La historia de este conflicto interno de tan larga duración y tan trágico por las víctimas (los caídos en combate o en enfrentamientos de diverso tipo, así como las personas tomadas en rehenes durante mucho tiempo) no puede ser condensada en este breve espacio. Falta asimismo el proceso historiográfico que haga posible una visión objetiva de las causas y de los hechos iniciales. Éstos hechos permitirán apreciar la importancia de las formas de apropiación de la tierra, como ha sido frecuente en América latina. Y otra parte importante de la historia será ocupada por el relato de la interferencia de la producción y venta de las drogas prohibidas.
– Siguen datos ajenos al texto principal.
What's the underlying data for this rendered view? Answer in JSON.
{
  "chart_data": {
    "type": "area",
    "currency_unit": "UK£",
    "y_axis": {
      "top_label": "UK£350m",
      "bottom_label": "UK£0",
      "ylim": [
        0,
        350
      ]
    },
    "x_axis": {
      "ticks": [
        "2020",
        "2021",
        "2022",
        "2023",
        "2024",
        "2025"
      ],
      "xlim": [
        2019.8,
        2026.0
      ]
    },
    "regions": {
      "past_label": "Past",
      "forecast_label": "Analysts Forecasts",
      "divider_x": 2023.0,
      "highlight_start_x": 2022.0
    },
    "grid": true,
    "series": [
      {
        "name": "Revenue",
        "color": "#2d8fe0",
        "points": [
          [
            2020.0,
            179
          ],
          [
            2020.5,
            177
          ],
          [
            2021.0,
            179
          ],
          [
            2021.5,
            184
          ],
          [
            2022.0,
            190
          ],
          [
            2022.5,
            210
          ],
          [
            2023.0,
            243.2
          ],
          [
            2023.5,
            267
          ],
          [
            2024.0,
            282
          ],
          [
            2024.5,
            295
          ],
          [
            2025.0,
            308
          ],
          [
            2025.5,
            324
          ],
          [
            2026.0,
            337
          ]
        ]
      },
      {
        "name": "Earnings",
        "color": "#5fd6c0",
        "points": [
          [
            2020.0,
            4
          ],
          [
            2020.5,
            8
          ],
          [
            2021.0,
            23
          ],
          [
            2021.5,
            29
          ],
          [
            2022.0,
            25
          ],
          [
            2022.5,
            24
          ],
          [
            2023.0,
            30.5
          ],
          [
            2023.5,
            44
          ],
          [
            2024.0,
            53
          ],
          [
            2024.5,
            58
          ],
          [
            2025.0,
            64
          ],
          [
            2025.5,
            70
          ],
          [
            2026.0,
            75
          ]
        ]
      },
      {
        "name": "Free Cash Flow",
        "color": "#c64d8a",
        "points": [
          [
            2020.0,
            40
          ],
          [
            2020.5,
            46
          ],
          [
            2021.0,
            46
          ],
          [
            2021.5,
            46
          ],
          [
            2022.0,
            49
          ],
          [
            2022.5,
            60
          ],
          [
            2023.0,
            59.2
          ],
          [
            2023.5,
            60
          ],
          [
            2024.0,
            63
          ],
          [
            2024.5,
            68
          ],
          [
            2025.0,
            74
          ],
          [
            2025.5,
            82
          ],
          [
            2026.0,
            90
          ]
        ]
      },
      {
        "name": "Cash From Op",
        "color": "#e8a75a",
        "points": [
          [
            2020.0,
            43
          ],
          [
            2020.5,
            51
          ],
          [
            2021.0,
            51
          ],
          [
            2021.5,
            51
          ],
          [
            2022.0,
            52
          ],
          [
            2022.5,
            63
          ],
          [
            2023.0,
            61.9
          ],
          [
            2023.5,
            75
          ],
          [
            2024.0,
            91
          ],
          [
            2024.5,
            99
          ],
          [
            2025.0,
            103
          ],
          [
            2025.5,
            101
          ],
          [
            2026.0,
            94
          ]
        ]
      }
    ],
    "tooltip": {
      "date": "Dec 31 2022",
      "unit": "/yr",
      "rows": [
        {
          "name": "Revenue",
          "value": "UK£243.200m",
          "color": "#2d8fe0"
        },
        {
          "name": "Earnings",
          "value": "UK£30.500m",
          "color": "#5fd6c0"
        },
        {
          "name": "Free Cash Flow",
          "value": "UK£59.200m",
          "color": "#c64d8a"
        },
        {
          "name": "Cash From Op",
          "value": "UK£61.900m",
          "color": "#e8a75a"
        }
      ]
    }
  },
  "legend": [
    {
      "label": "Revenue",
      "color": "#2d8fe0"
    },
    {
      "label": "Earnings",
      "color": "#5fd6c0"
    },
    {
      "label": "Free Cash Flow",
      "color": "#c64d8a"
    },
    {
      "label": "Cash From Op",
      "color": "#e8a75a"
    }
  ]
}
Referencia necesaria y justa será el papel que han jugado otras naciones para facilitar este proceso tan lleno de incidentes. Desde Noruega, país con fuerte tradición en el empeño por colaborar en la solución de conflictos, hasta Cuba, donde finalmente se formalizaron las conversaciones entre gobierno y FARC, se han producido participaciones francas u ocultas muchas de estas últimas vinculadas al complejo problema del narcotráfico.
El plebiscito del próximo 2 de octubre va encaminado hacia la aprobación, según las encuestas, que están dando una mayoría de 60 a 70 por ciento por el sí. Y a partir de ahí habrá que comprobar la eficacia y el cumplimiento del detallado acuerdo elaborado a lo largo de las reuniones realizadas en La Habana. Los adversarios internos, que incluyen al ex presidente Uribe, a pesar de que éste fue protagonista del primer intento de diálogo con la guerrilla, resistirán y darán batalla, según lo que dejan saber y también según la tradición de esta lucha por las tierras de labor. El desarrollo del proceso de paz, con suelos fértiles que tendrán ahora un régimen diferente de gestión y con ex guerrilleros que podrán desempeñarse políticamente en el escenario nacional, se puede ver como complejo y de alternativas inciertas, pero también hay que valorar el estado de conciencia nacional que permitió encarar y llevar a buen fin estas negociaciones. Es, se diría, un momento de lucidez, de cuya firmeza dependerá en mucho que Colombia pueda desarrollarse en la paz posible, esa paz que tienen otras naciones, nunca exenta de dificultades ni de riesgos.

Linyera.
El llamado Brasileño Errante, que acaba de estar brevemente en Santa Rosa, pertenece a una tradición de larga data, que se mantiene aunque ha experimentado cambios.
Una alteración del psiquismo ha sido propuesta para explicar estas conductas, al tiempo que inquieta comprobar la fragilidad del equilibrio que consideramos normal. Y despierta curiosidad el caso de los muchos individuos que, solos o en compañía, sienten la necesidad de largarse a andar, sin que se trate de viajes turísticos: a pie, a caballo, en bicicleta, en moto, en automóvil. Quizás el hombre, que fue un errante al comienzo de su aventura en el planeta, conserva algo de esa condición y siente la atracción de lo diferente que siempre nos estaría esperando más allá.

Milagro.
Han ensuciado un mural dedicado a poner ante la conciencia colectiva el caso de Milagro Sala, que ha sido recluida sin proceso formal, cuando hay tanto procesado por crímenes horrendos que goza de libertad hasta que haya decisión final en su caso.
Puede sospecharse que quienes ejecutan o inspiran actos de este tipo, comparten los motivos del gobierno jujeño porque también ellos rechazan la idea de una sociedad menos excluyente. Siguen en la tesis de que debe evitarse el “aluvión zoológico”.